Fuel dispensing nozzles are widely used and understood in the field. Fuel nozzles are used for directing and regulating a flow of fuel into a container to be filled. Typical fuel nozzles are comprised of a nozzle body, a valve assembly for regulating fuel flow, and a tubular spout.
Recently, significant attention has been directed to the adverse environmental effects caused by fuel dispensing nozzles. Fuel nozzles create vapors that contain volatile organics that chemically react with nitrogen oxides to form ground level ozone, often called “smog”. Ground level ozone can potentially cause irritation to the nose, throat, lungs and bring on asthma attacks. In addition, fuel vapors contain other harmful toxic chemicals, such as benzene.
Fuel dispensing nozzles provide several significant sources of fuel vapors, including: vapors displaced from containers as liquid is inserted; fuel dripped from nozzle spouts; and, residual fuel left on spouts after a fueling cycle.
The most predominant source of fuel vapors has been addressed through the implementation of vapor recovery systems, such as described by U.S. Pat. No. 5,213,142. Typical vapor recovery systems dispense fuel though a main tube of a spout and vacuum vapors through a secondary spout channel. Although vapor recovery systems can significantly reduce the amount of vapors that reach the atmosphere, the technology is expensive to install and operate, and thus has been implemented in limited areas. In addition, vapor recovery systems do not address the sources of dripping fuel or residual fuel.

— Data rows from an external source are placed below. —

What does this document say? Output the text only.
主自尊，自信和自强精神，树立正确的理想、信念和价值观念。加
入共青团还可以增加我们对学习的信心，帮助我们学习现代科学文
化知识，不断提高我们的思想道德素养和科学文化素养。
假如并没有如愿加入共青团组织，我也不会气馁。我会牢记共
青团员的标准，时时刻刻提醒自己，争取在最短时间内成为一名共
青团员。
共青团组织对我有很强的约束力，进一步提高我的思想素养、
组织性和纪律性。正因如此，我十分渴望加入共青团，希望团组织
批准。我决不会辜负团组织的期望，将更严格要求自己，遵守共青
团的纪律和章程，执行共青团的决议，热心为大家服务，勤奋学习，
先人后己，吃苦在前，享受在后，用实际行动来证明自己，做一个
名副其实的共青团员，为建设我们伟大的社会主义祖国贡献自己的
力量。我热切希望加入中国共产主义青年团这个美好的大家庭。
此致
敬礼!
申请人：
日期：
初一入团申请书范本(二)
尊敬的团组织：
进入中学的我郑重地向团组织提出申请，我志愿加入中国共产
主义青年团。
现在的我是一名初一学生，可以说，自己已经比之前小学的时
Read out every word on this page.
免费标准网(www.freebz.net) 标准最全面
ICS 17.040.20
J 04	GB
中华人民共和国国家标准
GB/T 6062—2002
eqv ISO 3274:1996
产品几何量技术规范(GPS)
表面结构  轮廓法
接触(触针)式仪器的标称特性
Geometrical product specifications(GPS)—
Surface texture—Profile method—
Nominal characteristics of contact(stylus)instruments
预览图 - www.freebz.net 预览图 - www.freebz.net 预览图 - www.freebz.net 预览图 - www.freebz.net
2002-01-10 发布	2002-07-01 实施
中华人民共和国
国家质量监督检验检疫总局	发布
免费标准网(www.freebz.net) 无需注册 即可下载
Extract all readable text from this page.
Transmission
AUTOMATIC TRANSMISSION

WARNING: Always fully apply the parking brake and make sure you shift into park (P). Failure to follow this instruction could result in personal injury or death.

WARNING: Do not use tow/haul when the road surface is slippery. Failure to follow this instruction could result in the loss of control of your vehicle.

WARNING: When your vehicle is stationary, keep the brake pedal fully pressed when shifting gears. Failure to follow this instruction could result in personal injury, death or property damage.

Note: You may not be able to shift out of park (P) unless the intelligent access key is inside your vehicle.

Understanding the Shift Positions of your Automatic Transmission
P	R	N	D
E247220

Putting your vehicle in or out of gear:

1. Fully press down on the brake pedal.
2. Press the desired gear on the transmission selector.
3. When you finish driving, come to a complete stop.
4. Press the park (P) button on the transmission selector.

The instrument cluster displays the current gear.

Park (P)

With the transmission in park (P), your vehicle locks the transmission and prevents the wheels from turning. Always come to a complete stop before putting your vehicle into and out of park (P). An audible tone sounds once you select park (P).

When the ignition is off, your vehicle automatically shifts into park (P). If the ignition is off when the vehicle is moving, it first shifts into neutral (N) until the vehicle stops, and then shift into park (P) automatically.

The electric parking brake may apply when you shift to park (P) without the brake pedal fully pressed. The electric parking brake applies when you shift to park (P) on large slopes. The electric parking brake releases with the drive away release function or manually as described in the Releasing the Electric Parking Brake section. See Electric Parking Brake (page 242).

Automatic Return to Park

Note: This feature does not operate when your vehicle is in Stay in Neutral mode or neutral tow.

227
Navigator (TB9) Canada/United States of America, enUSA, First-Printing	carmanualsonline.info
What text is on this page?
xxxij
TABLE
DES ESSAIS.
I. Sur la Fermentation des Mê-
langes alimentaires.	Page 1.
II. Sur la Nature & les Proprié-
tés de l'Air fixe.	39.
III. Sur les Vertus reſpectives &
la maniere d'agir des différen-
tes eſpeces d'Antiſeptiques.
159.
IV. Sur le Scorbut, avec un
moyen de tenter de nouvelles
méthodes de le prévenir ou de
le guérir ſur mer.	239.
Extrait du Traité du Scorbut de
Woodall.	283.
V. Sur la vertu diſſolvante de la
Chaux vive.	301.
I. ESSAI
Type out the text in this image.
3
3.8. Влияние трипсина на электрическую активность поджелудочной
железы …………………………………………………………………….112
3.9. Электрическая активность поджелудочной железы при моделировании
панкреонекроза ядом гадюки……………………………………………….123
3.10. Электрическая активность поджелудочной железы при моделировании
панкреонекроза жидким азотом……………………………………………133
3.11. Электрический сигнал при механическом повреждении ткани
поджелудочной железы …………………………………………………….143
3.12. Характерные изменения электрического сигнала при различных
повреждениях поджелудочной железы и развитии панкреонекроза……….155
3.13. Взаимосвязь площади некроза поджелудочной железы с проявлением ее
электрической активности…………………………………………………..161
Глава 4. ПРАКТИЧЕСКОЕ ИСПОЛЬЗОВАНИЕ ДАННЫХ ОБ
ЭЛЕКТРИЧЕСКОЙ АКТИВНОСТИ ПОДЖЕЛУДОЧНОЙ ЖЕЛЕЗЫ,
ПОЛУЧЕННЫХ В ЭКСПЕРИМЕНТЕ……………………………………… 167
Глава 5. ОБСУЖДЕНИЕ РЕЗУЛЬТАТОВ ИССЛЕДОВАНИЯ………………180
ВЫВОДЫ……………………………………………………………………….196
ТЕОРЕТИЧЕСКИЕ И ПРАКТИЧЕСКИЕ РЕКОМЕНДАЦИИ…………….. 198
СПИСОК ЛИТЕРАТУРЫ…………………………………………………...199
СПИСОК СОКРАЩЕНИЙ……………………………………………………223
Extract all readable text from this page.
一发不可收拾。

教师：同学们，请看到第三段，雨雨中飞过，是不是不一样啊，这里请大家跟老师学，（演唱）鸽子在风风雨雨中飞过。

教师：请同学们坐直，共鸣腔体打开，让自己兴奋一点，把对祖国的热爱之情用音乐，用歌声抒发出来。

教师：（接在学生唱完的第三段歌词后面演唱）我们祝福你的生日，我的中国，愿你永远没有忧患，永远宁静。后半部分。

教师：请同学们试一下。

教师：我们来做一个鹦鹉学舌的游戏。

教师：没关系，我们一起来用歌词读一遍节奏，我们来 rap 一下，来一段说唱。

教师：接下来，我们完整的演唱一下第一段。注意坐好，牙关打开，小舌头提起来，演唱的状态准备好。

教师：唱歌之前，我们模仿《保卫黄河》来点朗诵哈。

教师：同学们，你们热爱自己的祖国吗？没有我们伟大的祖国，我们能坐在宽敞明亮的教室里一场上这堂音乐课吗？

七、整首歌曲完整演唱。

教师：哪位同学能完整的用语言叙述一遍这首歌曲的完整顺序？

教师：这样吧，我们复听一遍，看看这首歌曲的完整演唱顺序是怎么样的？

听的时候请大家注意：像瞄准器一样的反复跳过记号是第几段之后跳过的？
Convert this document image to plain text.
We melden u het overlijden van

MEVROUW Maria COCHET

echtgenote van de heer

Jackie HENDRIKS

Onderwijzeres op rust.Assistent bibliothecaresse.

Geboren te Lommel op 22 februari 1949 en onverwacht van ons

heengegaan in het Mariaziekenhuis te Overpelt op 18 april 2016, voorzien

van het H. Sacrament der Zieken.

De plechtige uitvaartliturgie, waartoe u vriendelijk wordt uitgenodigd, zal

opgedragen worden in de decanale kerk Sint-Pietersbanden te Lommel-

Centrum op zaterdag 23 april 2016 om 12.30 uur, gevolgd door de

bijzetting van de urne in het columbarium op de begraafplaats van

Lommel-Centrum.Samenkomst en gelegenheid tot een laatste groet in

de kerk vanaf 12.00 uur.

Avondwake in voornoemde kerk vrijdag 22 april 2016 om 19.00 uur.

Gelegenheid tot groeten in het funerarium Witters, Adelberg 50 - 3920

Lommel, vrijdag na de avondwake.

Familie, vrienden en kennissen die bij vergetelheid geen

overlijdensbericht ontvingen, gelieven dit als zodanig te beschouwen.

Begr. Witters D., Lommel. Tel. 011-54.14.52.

The issues of fuel dripping and residual fuel have largely been either ignored, or inadequately addressed by equipment manufacturers. To force manufacturers to develop technology that reduces these emissions, the California Air Resource Board (CARB) has implemented a series of new requirements that must be met by nozzle manufactures. The new requirements are implemented through a series of “Phases”. One of the CARB requirements is that a fuel nozzle shall produce no more than one post fueling drop. Another requirement limits the amount of residual fuel that can be retained by a nozzle and hose assembly after fueling.
Many new drop reducing spouts have been created, such as: U.S. Pat. No. 5,602,364 and U.S. Pat. No. 5,645,116. Although these valve systems may reduce the amount of drops that occur, they are unlikely to consistently meet the requirements set forth by CARB. A problem with “dripless” technologies, such as listed above, is that they do not eliminate the drip creating residual fuel from the outside surfaces of the spout. In addition, the “dripless” features themselves have surfaces that can attract liquid fuel and increase the potential for drops. Many “dripless” spouts may eliminate unallowable drops in one test run, and then have one or more unallowable drops in subsequent test runs performed in the same fashion and with the same nozzle.
Another problem with existing nozzle technologies, such as described above, is that they do not typically work with existing “standard” (non-vapor recovery) type nozzles. These “standard” nozzles are used in a large percentage of fueling stations which are not located in highly populated areas or do not dispense large volumes of gasoline.
Yet another problem with existing nozzle technologies is that they require significant change-over costs. Many of the aforementioned designs require that at least a complete new nozzle be installed in order for their benefits to be realized.
In these respects, the improved nozzle endface surface according to the present invention substantially departs from conventional concepts of the prior art, and in doing so provide an apparatus primarily designed for the purpose of reducing the amount of vapor that reaches the atmosphere during a fueling cycle.